November 12, 2011
An unnamed Arkansas couple has filed suit against Sophie Von Licorice and The Sophie Von Licorice International Canine Flight Academy and Correspondence School, alleging false advertising and reckless endangerment.
In September of this year, the couple and their eleven-year-old Cockapoo (also unnamed) barely escaped serious injury when their single-engine bi-plane, with the dog at the controls, missed its take-off from a local airport and veered into several other small planes before coming to rest in the giftshop. While no one was injured, damages were estimated at well over a million dollars.
The couple is also suing the airport (for renting them the plane) as well as the manufacturer of the plane (for failing to post adequate signs in the cockpit warning them not to let their dog fly the plane.) Also named in the suit, the architect (for putting the giftshop so close to the runway) and the makers of the goggles the couple bought for the occasion.
It is unclear at this time who was wearing the goggles, but the company specializes in poolwear for pets, so it's fairly safe to assume they're being held liable for failing to warn against wearing the goggles while flying a plane.
Surrounded by faculty, staff and several dozen student pilots, or "pawlots" as they're called, Von Licorice read the following statement at an impromptu press conference on the steps of her Canine Flight Academy in Encino, yesterday:
"Recently, everyone at The Sophie Von Licorice International Canine Flight Academy and Correspondence School and I were saddened to hear of the events of this past September... We didn't want to believe it at first, but now the harsh reality is impossible to ignore. Apparently, the lease was up with the Hickory Farms just two doors down from us and the landlord raised the rent and sixty days later... They're gone."
At this, the legendary Von Licorice choked up briefly. All present followed her gaze, two doors down. The windows were papered up, but the logo, in metal and lucite, still hung over the door.
There followed a profound silence. Several pawlots and staff bowed their heads.
Then Von Licorice broke down and had to be helped away. The media throng, who'd gathered to hear Von Licorice's comments on the lawsuit, were visibly moved and quietly left. (Actually, the two of them had driven over in the same van.)
Was it another Oscar-worthy performance by the Best Supporting Beagle/Dachshund of 1934 and 1937? Perhaps. But those reporters left out of reverence, and if they wrote anything at all, they wrote about a world where one more monster lawsuit didn't mean a thing compared with the sadness of a little dog, forever deprived of her daily proximity to smoked sausage and international cheeses. (Actually, they might not have been reporters. They might have just pulled over to see what was going on.)
If it was a dog and pony show (albeit without the pony) it was inspired more likely by boredom and a sense of mischief than by anything approaching panic. Von Licorice and the more senior members of her faculty and staff know something those reporters probably don't: the lawsuit is nothing new. Since its founding in 1986, The Sophie Von Licorice International Canine Flying Academy and Correspondence School has been sued more than six hundred times. Without exception, every case has settled out of court and the terms have remained confidential. Does Von Licorice's legal team prevail? "In most cases," one insider admitted, under condition of anonymity, "the big challenge... is keeping a straight face!"

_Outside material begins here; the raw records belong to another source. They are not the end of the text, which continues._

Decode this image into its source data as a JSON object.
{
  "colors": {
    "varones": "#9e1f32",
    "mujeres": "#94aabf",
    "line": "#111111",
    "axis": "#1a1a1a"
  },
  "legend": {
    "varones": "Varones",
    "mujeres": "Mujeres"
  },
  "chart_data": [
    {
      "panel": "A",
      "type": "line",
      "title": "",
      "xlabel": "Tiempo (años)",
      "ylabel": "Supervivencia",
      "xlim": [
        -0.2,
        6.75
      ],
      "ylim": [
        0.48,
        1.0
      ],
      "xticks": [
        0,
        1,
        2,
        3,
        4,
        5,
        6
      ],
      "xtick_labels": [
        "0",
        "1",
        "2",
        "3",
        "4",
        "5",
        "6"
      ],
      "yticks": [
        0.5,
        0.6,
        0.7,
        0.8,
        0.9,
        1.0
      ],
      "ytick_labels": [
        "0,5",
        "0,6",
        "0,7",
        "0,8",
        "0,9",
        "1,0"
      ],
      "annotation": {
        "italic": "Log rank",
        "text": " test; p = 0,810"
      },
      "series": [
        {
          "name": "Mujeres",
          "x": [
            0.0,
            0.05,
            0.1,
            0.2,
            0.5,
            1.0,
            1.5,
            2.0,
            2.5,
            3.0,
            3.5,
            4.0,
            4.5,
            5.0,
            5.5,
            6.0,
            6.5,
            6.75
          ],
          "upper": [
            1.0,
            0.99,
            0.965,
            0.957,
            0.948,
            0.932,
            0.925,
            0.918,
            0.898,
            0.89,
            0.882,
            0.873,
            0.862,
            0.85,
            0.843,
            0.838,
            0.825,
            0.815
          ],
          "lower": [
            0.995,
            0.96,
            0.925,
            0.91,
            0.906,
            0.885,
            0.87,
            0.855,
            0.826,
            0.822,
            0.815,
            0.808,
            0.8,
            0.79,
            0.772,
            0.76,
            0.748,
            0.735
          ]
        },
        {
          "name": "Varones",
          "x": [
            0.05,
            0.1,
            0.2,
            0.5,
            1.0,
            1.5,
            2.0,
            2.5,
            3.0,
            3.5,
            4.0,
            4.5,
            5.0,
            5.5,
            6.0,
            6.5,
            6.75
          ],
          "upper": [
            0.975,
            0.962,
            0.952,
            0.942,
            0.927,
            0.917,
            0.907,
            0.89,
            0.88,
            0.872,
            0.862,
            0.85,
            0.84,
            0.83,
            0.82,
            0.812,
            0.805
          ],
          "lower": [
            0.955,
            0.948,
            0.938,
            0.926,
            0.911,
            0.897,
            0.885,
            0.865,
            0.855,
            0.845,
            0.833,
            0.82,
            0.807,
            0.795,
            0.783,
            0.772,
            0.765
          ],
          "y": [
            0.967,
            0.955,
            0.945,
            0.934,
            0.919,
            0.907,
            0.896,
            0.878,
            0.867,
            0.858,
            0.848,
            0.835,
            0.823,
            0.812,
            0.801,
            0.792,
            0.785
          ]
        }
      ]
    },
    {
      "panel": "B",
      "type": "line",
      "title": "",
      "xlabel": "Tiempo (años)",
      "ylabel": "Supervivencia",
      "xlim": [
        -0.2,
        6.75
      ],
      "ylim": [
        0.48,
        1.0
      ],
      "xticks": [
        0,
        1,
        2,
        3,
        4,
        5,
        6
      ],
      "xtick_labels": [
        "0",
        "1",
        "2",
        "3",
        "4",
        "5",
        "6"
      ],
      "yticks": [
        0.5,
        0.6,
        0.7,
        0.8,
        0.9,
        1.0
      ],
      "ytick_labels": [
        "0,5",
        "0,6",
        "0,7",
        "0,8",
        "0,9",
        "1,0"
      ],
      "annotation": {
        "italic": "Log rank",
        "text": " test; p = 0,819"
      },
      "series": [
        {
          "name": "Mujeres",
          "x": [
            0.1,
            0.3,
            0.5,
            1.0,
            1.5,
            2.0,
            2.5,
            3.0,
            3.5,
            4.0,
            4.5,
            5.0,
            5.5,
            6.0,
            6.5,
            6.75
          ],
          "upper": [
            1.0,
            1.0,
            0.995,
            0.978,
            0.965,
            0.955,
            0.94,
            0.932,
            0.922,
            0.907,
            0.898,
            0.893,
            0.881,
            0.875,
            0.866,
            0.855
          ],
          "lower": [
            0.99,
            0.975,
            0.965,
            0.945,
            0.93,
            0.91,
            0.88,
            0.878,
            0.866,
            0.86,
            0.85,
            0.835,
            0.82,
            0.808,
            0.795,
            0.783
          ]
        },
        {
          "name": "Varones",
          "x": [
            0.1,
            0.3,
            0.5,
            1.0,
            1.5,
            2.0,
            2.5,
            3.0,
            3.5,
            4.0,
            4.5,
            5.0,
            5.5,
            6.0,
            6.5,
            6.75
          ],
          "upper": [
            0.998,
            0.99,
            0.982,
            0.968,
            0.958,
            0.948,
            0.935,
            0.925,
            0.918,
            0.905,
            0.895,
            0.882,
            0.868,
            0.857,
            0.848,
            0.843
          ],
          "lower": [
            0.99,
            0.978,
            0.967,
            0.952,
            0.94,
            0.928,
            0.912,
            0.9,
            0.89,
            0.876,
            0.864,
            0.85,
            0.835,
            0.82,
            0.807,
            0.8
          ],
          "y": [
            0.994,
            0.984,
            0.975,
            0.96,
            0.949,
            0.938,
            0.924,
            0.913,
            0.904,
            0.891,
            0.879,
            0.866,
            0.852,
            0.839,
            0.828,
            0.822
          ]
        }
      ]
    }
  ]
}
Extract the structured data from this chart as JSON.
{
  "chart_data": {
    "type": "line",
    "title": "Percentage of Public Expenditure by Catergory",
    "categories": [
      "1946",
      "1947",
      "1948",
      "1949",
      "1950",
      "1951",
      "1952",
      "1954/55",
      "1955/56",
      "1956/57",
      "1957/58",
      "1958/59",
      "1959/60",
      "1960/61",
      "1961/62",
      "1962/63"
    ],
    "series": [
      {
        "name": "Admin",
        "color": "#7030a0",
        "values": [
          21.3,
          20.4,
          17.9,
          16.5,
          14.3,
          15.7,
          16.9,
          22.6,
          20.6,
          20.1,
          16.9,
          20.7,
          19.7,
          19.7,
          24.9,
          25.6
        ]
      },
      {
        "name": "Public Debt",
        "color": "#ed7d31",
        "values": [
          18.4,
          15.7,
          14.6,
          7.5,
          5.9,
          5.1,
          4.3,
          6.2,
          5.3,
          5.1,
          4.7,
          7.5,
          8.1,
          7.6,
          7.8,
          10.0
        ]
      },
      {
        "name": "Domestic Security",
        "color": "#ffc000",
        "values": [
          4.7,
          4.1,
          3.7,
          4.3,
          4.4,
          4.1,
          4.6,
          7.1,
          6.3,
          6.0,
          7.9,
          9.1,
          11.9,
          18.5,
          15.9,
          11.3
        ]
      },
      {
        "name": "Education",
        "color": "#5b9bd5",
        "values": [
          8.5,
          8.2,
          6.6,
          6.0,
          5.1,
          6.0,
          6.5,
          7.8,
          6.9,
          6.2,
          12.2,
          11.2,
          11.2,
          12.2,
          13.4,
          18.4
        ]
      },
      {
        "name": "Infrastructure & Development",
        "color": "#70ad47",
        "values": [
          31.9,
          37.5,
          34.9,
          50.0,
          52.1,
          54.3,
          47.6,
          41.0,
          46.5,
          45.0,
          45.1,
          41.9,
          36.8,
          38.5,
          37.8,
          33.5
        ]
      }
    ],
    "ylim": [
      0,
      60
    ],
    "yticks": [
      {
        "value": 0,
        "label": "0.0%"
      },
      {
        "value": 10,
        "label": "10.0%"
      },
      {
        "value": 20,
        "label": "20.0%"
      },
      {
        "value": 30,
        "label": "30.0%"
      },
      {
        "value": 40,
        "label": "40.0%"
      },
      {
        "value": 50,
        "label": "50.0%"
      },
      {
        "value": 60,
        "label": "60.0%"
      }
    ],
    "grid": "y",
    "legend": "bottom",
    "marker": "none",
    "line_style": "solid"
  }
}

As for the Academy, at the conclusion of the press conference, Von Licorice was driven away in her pink Cadillac, while the staff, faculty and pawlots went back inside and resumed their studies. The only thing different is the sad looks on everyone's faces as the smell of smoked sausage and international cheeses slowly fades away into memory.
(Okay, one of the guys had a Frogurt. So they probably weren't reporters.)